Kalu and his Inexactitudes

By Okwuchukwu Ahaiwe

Kalu and his Inexactitudes
I enjoy reading the Saturday Sun for so many reasons. One of these reasons is reading Henry Akubuiro's arts column with scintillating stories and reviews which increased with the ripe exit of the father of African literature, Prof Chinua Achebe– with no apologies to Prof Wole Soyinka.

As I flicked through the pages of June 15 edition, I stumbled on Orji Uzor Kalu's June 12 lecture in Lagos. As a June 12 activist, paragraph 3 of the treatise in page 64 stung me like a bee: 'As the governor of Abia State, (1999-2007) I took a stand and declared June 12 a public holiday and it was observed as the de facto democracy day in Abia State.' Irritating as that was, I did not want it to foul my perusal of the lecture paper. The two-page newspaper version of the lecture was highly impressive especially the graphic references on June 12 and all that happened. His recommendation for restructuring the polity makes sense too.

Having exhausted the piece, I went back to the stinging paragraph that differed with my facts on June 12. Facts are sacred they say. When our assumed leaders speak; listeners should have confidence and make references to such believing that they are facts. Kalu may have forgotten or may want to rewrite history. History is history and fiction is fiction. History is a record of events that took place at a particular time and period in particular places where chroniclers considered them newsworthy events.

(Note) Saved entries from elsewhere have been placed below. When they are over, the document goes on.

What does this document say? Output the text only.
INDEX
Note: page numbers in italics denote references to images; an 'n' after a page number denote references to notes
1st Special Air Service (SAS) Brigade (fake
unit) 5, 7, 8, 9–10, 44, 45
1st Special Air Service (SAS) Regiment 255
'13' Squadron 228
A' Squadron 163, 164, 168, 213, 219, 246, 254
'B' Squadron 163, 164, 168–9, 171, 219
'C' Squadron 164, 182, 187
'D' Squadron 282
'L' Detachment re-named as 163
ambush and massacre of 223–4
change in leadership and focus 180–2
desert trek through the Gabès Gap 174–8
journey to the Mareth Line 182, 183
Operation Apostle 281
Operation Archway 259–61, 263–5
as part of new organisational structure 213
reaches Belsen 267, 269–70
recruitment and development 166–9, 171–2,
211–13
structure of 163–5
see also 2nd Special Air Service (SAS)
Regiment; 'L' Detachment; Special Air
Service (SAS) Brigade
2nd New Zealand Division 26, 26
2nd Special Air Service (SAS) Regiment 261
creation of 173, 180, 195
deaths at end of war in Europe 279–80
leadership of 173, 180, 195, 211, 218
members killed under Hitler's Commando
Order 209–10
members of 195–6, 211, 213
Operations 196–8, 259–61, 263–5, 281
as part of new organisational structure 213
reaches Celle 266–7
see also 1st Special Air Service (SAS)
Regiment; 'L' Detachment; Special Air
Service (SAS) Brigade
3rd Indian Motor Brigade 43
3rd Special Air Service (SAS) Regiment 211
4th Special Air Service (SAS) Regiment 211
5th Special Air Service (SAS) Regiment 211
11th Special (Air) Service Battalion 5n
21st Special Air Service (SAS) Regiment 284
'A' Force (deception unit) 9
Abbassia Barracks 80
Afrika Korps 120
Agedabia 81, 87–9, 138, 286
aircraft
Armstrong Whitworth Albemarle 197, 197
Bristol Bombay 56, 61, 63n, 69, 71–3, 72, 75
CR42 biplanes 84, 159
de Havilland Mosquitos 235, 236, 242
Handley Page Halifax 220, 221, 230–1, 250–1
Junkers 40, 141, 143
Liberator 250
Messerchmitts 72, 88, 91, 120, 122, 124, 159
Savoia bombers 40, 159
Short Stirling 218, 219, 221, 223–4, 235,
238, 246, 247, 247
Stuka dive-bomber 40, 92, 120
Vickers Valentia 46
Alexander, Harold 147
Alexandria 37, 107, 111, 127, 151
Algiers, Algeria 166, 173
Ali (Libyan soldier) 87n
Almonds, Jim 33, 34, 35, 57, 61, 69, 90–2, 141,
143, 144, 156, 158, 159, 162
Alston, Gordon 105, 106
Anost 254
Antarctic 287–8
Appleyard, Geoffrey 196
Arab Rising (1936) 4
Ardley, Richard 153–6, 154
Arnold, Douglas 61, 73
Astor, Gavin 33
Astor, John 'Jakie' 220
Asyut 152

Specifically, Kalu claimed to have declared June 12 a holiday while in office and I state emphatically that he did not in his 8 years in office. June 12 was not a child's play to have unwarranted inflections like Kalu did. It was a revolution in electoral history that shook Nigeria to its foundations. It was a movement that stirred all democrats, all truth lovers and civil liberty organizations to join the fray irrespective of the looming dangers from the jackboots. Students demonstrated, market women closed shops, a new phrase came into the lexicon- Abiola riots. As Kalu admitted innocent Nigerians lost their lives. So it is not right for anybody to come out of hiding and try to impose himself on our psyche that he or she was a June 12 activist.

The other question is, outside attending and addressing people in OPC-organized lectures while in office, what was Kalu's contribution during June 12 1993 and after? Before then, he was elected into the Federal House of Reps and stood a big chance to be heard. What was his opinion when Abiola was in jail? What did he do when Abiola died? When the civil liberty groups championed by Oliver Agbakoba and others protested, where was Kalu? His action reminds me of a frightened actor who took refuge over a superior firepower in a cowboy movie, coming out to boast how he returned fire when the shooting had ended.

June 12 is a nightmare that blights our dreams. A question that begs for answer. Until it is answered, Nigeria will hardly get it right. June 12 is a political template for Nigeria waiting to be adopted.

Kalu got it wrong again when he claimed that there was election malpractice in the Senatorial election in Abia North. In quotes: 'I was a senatorial aspirant in the election and I can give you first hand experience. It was an exercise in which security agencies, particularly the military were used to subvert the will of the people.'

Is he trying to claim affinity with Abiola as one of the deprived? Kalu wants to be ascribed as a democrat but without the least democratic principles. The worst antidemocratic events happened in Kalu's eight years in Abia than any other. He used the impeachment clause one too many. Kalu dethroned the first speaker, orchestrated the second where Hon. Chris Enweremadu and his colleagues ran to Abuja and were impeached by a minority in the house. Kalu ignored all suggestions and recommendations of all stakeholders and exercised serious highhandedness in the party at all levels, ruling like a despot. Chief Tony Ukasanya is still alive and could inform on how he was removed as the first state chairman of the party. He changed deputies as if he was in a dress rehearsal- Abaribe, Nwafor and all.

Kalu should amend his ways. Age is on his side. He can re-strategize and rebuild. Endless hunting with the hounds and running with the hares cannot help him. Reputation is a potent factor in Nigerian politics. Your political sins of today will certainly haunt you tomorrow.

Kalu is a former governor of Abia. Nobody can take that away from him as you can hardly write Abia's history without him. In like manner, it is odd for him to make claims that insult Abia collective sensibilities. On his assertion of winning elections, that is neither here nor there. Is Kalu the type to keep quite under such circumstances? Why did he not go to court if he had a good case? Facts are sacred and opinion is free.